La raison principale tient bien sûr à la diversité toujours plus généreuse des courants qui forment ce qu’il est convenu d’appeler la francophonie manitobaine. Notre pays est depuis toujours une terre d’immigration, sensible à tous les courants migratoires. Notre pays est aussi depuis une quarantaine d’années une terre propice à un courant intérieur favorisé par le bilinguisme officiel : l’immersion. Tous ces brassages humains ont nécessité le passage de « français » à « francophone ».

L’emploi du mot «francophone» dans La Liberté reflète bien le phénomène à l’œuvre. Entre 1913 et le début des années 1960, ses apparitions sont très rares dans les colonnes d’un journal immergé dans la mentalité canadienne-française. Puis c’est l’explosion. « Francophones » au pluriel apparaît 8 fois en 1961, 97 fois en 1967, 227 fois en 1970, 397 fois en 1987, 497 fois en 1997 et 610 fois en 2007. (Chiffres obtenus grâce à La Liberté numérisée –Projet Peel.)

Les dictionnaires de langue n’étant pas des journaux, il leur faut un certain temps avant d’accueillir les nouveaux faits de société. Ainsi l’édition 1973 du Petit Robert ne connaît pas « francophonie », mais accorde une place aux « francophiles » comme aux « francophobes ». La définition donnée au mot « francophone » est plutôt squelettique : « Qui parle habituellement le français ».

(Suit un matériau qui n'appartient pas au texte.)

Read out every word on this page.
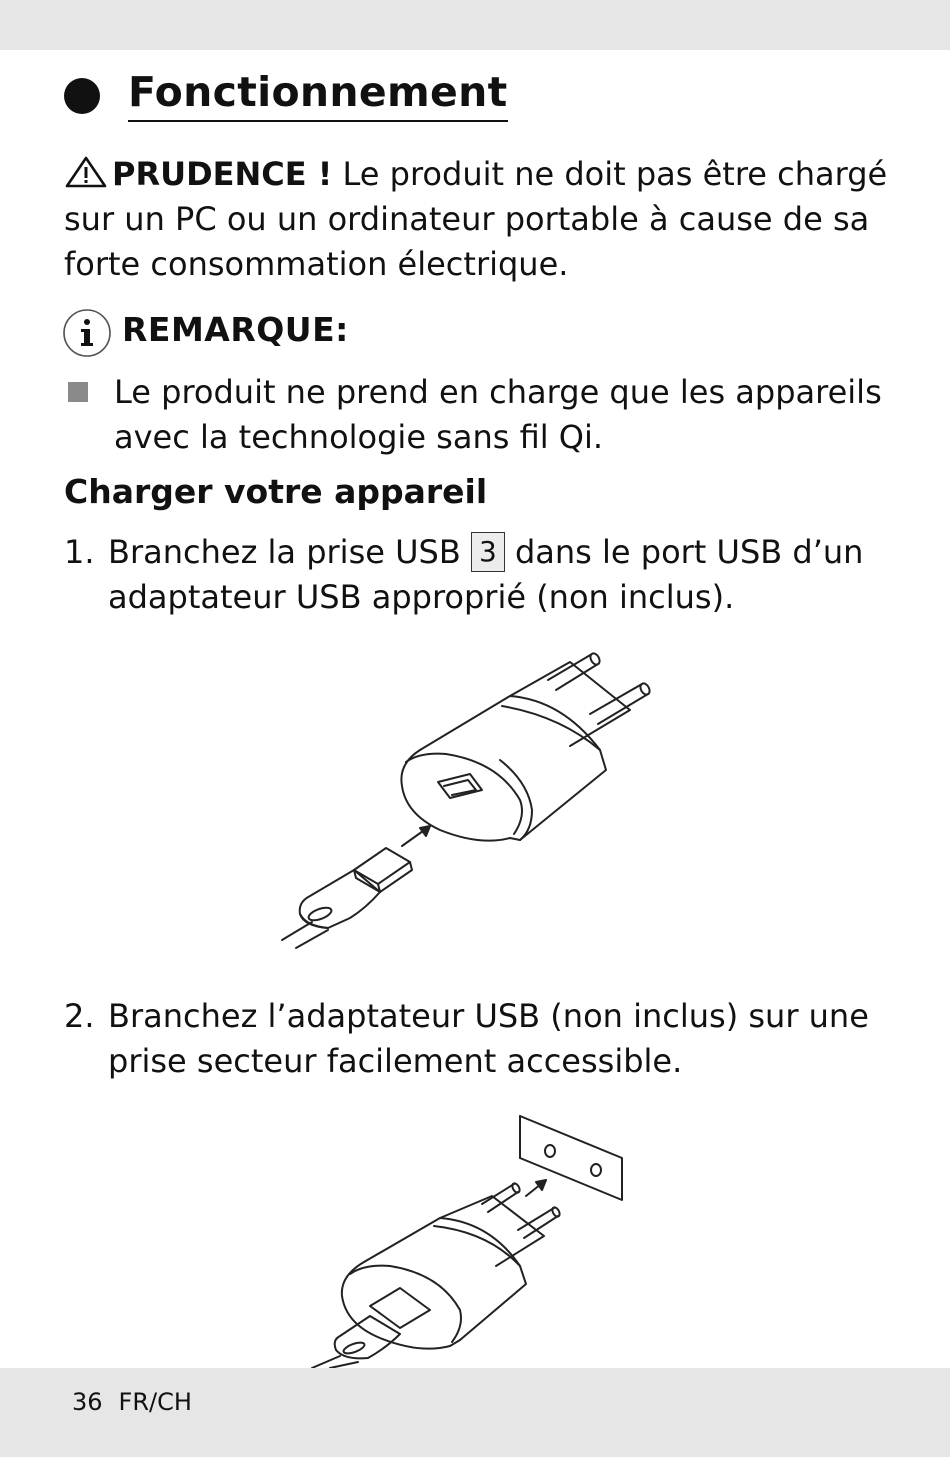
Fonctionnement
PRUDENCE ! Le produit ne doit pas être chargé sur un PC ou un ordinateur portable à cause de sa forte consommation électrique.
REMARQUE:
Le produit ne prend en charge que les appareils avec la technologie sans fil Qi.
Charger votre appareil
1. Branchez la prise USB 3 dans le port USB d’un adaptateur USB approprié (non inclus).
2. Branchez l’adaptateur USB (non inclus) sur une prise secteur facilement accessible.
36 FR/CH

Le concept de « francophonie » apparaît dans la « Nouvelle édition du Petit Robert » publiée en 1993. En écho aux nouvelles réalités, l’article « francophone » a été remanié. Dorénavant, le francophone est celui « qui parle habituellement le français, au moins dans certaines circonstances de la communication, comme langue première ou seconde ». Le Petit Robert introduit une subtilité prometteuse dans l’édition 2013. Le francophone n’est plus celui « qui parle habituellement », mais celui « qui emploie habituellement le français, au moins dans certaines circonstances de la communication, comme langue première ou seconde ».

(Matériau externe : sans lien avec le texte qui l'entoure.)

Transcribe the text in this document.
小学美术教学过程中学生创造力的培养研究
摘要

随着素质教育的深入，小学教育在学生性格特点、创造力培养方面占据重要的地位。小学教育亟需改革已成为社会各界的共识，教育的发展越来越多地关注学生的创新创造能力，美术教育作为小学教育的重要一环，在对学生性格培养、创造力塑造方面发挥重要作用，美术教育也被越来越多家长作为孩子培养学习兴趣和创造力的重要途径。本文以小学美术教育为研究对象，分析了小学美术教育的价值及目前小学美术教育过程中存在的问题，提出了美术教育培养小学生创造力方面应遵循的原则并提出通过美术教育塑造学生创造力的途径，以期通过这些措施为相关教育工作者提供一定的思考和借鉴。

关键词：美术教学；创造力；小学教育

Toutefois, l’adverbe « habituellement » fait encore problème au Manitoba. Car il dit bien ce qu’il veut dire : « D’une manière habituelle, presque toujours ». Pour respecter cette définition, il faudrait que le francophone à la Petit Robert vivant au Manitoba réduise sa liberté de mouvement et renonce presque à travailler. La solution?

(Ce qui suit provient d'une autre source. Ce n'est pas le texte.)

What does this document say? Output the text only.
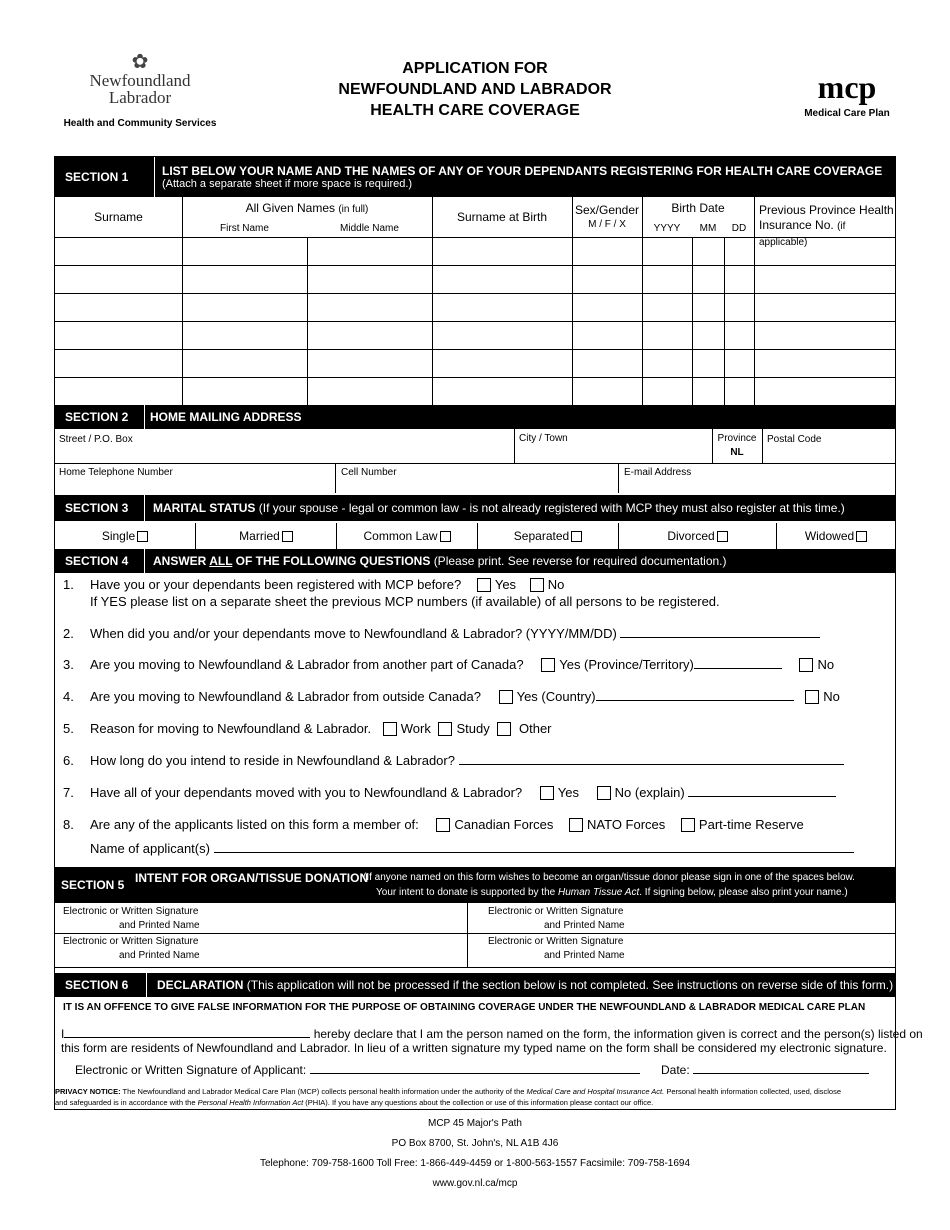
✿
Newfoundland
Labrador
Health and Community Services
APPLICATION FOR
NEWFOUNDLAND AND LABRADOR
HEALTH CARE COVERAGE
mcp
Medical Care Plan
SECTION 1	LIST BELOW YOUR NAME AND THE NAMES OF ANY OF YOUR DEPENDANTS REGISTERING FOR HEALTH CARE COVERAGE
(Attach a separate sheet if more space is required.)
Surname
All Given Names (in full)
First Name	Middle Name
Surname at Birth	Sex/Gender
M / F / X
Birth Date
YYYY	MM	DD
Previous Province Health
Insurance No. (if applicable)
SECTION 2	HOME MAILING ADDRESS
Street / P.O. Box	City / Town	Province
NL
Postal Code
Home Telephone Number	Cell Number	E-mail Address
SECTION 3	MARITAL STATUS
(If your spouse - legal or common law - is not already registered with MCP they must also register at this time.)
Single	Married	Common Law	Separated	Divorced	Widowed
SECTION 4	ANSWER ALL OF THE FOLLOWING QUESTIONS
(Please print. See reverse for required documentation.)
1. Have you or your dependants been registered with MCP before?	Yes No
If YES please list on a separate sheet the previous MCP numbers (if available) of all persons to be registered.
2. When did you and/or your dependants move to Newfoundland & Labrador? (YYYY/MM/DD)
3. Are you moving to Newfoundland & Labrador from another part of Canada?	Yes (Province/Territory)	No
4. Are you moving to Newfoundland & Labrador from outside Canada?	Yes (Country)	No
5. Reason for moving to Newfoundland & Labrador. Work Study Other
6. How long do you intend to reside in Newfoundland & Labrador?
7. Have all of your dependants moved with you to Newfoundland & Labrador?	Yes	No (explain)
8. Are any of the applicants listed on this form a member of:	Canadian Forces	NATO Forces	Part-time Reserve
Name of applicant(s)
SECTION 5 INTENT FOR ORGAN/TISSUE DONATION
(If anyone named on this form wishes to become an organ/tissue donor please sign in one of the spaces below.
Your intent to donate is supported by the Human Tissue Act. If signing below, please also print your name.)
Electronic or Written Signature
and Printed Name
Electronic or Written Signature
and Printed Name
Electronic or Written Signature
and Printed Name
Electronic or Written Signature
and Printed Name
SECTION 6	DECLARATION
(This application will not be processed if the section below is not completed. See instructions on reverse side of this form.)
IT IS AN OFFENCE TO GIVE FALSE INFORMATION FOR THE PURPOSE OF OBTAINING COVERAGE UNDER THE NEWFOUNDLAND & LABRADOR MEDICAL CARE PLAN
I	hereby declare that I am the person named on the form, the information given is correct and the person(s) listed on
this form are residents of Newfoundland and Labrador. In lieu of a written signature my typed name on the form shall be considered my electronic signature.
Electronic or Written Signature of Applicant:	Date:
PRIVACY NOTICE: The Newfoundland and Labrador Medical Care Plan (MCP) collects personal health information under the authority of the Medical Care and Hospital Insurance Act. Personal health information collected, used, disclose
and safeguarded is in accordance with the Personal Health Information Act (PHIA). If you have any questions about the collection or use of this information please contact our office.
MCP 45 Major's Path
PO Box 8700, St. John's, NL A1B 4J6
Telephone: 709-758-1600 Toll Free: 1-866-449-4459 or 1-800-563-1557 Facsimile: 709-758-1694
www.gov.nl.ca/mcp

Puisque les Français ouverts sur le monde absorbent avec un léger retard des mots comme fun ou cool, il suffit simplement d’anticiper sur l’élargissement de l’actuelle définition du Petit Robert. (*)

Au Manitoba, un francophone, de tout âge, de tout sexe et de toute provenance (Côte d’Ivoire, La Broquerie, Moncton, Chicoutimi, Morris, Montréal ou encore des multiples ailleurs) est une personne de tous horizons « qui emploie très volontiers le français à chaque possible circonstance, comme langue première ou seconde, sans s’inquiéter de son accent particulier ou des possibles préjugés d’autrui; et qui, lorsqu’elle est de bonne humeur ou se sent prise d’un accès de principes, peut aisément pousser son âme (souvent bilingue) à demander poliment, voire à exiger, des services en français ».

Tout indique déjà qu’au long des « États généraux de la francophonie manitobaine », les définitions de « francophone » vont encore se raffiner. Elles seront toutes légitimes, puisque la fonction d’un dictionnaire de langue est d’enregistrer les évolutions culturelles et sociales liées aux mots.

Aux fins des réflexions sur l’avenir, elles gagneront à être toutes recensées. Y compris une classique qui doit bien avoir trente ou quarante ans d’âge : « Francophone : Who is hard core French ». Lexicographes amateurs, à vos plumes!

(*) Il y a déjà eu un précédent. En 1987, Gilles Fréchette, alors réalisateur du programme d’information Cahier manitobain à CKSB, est tombé sur le gentilé « Winnipéguiens » dans le Petit Robert. Une des bibles du français ayant parlé, la question s’imposait : « Winnipégois » était-t-il correct? Le patron du dictionnaire, Alain Rey, après avoir expliqué que Winnipéguiens était pensable, corrigea l’erreur au nom du principe Vox populi, vox dei.